Inzwischen konnte ich das Argon auch anderweitig testen: ob am Rand der schwäbischen Alb auf extrem felsigen Trails oder im Berner Oberland auf Geröll - alles kein Thema. Läuft und läuft und läuft... meine anfänglichen Bedenken bzgl. Durchschlägen haben sich nicht bestätigt. Die Mavic EX521 sind zwar etwas schmal und haben vergleichsweise "spitze" Flanken, aber bislang hatte ich mit dem Argon noch keinen Durchschlag - und ich fahre gewiß nicht langsam und auf glattem Belag  Ich führe das jetzt auch mal auf die aktive Fahrweise zurück - und den Druck auf dem Vorderrad... den habe ich auch beim bergauf fahren. Das funktioniert erstaunlich entspannt, die Gabel kann ich dabei sogar voll ausgefahren lassen. Und über mangelnden Vortrieb kann ich mich nicht beschweren.

1x10 hat sich auch als die richtige Wahl herausgestellt für das, was ich in 90% der Fälle fahre. Ich mußte jetzt allerdings mal die Ritzel-Zwischenräume reinigen - die Kette ist teilweise gesprungen. Hier ist die 10-fach Kassette etwas anfälliger als 9-fach.
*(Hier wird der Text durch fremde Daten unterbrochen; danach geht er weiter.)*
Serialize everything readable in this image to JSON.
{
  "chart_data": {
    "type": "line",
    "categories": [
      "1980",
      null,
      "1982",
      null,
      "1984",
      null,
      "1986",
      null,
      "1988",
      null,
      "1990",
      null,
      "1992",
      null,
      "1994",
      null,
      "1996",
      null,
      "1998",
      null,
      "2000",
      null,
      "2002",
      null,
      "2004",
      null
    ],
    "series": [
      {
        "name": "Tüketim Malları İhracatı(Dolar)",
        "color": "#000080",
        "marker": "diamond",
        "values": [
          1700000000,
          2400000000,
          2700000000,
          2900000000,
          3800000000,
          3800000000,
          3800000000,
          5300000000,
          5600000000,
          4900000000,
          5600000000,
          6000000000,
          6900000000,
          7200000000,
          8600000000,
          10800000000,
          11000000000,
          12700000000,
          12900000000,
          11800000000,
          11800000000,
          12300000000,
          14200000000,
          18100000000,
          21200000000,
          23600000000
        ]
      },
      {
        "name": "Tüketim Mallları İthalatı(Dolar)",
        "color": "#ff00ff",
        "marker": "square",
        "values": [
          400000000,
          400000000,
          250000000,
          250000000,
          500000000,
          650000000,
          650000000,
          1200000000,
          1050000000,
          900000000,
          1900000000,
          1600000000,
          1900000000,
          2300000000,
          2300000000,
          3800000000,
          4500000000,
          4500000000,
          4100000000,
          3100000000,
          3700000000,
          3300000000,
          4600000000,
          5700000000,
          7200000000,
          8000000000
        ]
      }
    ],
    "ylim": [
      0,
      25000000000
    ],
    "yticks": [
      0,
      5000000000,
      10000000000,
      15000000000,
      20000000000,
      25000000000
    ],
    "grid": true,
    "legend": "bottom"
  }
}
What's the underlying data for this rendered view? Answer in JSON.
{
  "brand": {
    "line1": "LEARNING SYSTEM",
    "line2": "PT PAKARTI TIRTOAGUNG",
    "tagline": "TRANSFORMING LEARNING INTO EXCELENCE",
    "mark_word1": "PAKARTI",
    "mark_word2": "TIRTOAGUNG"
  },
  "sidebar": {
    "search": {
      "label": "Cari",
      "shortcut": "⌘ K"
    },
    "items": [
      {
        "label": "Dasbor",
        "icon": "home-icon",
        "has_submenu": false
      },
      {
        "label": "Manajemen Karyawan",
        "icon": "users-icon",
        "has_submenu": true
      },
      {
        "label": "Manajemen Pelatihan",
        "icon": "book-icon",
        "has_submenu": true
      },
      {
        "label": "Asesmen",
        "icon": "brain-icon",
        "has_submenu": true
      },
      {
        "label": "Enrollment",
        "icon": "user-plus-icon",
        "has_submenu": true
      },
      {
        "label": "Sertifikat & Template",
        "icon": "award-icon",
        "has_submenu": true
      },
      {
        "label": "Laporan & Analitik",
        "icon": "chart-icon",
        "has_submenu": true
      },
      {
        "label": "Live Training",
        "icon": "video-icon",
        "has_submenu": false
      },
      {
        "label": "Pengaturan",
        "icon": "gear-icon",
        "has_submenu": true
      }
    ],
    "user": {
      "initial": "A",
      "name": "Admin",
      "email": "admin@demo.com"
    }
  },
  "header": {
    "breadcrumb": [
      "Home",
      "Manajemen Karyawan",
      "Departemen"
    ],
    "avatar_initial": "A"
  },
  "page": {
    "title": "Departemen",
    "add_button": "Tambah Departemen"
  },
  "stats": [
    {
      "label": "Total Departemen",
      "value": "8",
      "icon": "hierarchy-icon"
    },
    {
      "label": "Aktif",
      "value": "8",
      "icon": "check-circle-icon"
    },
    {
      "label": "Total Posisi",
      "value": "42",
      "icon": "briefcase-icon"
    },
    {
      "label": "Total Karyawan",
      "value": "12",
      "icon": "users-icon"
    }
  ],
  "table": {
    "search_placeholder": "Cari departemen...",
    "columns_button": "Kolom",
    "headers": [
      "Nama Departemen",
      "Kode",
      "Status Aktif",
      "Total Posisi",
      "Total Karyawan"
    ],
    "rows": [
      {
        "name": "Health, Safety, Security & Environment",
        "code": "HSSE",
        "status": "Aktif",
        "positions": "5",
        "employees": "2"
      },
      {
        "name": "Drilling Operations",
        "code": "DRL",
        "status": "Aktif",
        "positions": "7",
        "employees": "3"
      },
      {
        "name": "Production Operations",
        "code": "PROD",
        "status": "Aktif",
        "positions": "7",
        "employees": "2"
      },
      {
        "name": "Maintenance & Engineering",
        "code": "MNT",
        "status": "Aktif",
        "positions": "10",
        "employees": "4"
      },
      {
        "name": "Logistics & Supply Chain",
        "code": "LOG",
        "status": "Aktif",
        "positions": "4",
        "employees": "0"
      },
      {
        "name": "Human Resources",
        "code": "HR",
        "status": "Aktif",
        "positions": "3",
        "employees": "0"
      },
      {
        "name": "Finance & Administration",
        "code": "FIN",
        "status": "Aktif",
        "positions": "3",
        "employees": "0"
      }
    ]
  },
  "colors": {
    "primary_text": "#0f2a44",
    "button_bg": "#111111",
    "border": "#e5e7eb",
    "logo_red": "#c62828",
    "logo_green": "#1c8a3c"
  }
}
Nach der Reinigung alles bestens... apropos: wie erwartet, benötigt das Bike wenig Pflege. Kette und Gabel nach jeder Fahrt abwischen und ggf. schmieren - fertig.
Und die Sektor? Macht ihr Ding... keine Probleme, dank Stahlfeder gutes Ansprechverhalten bei kleinen Schlägen und schön progressiv. I like! 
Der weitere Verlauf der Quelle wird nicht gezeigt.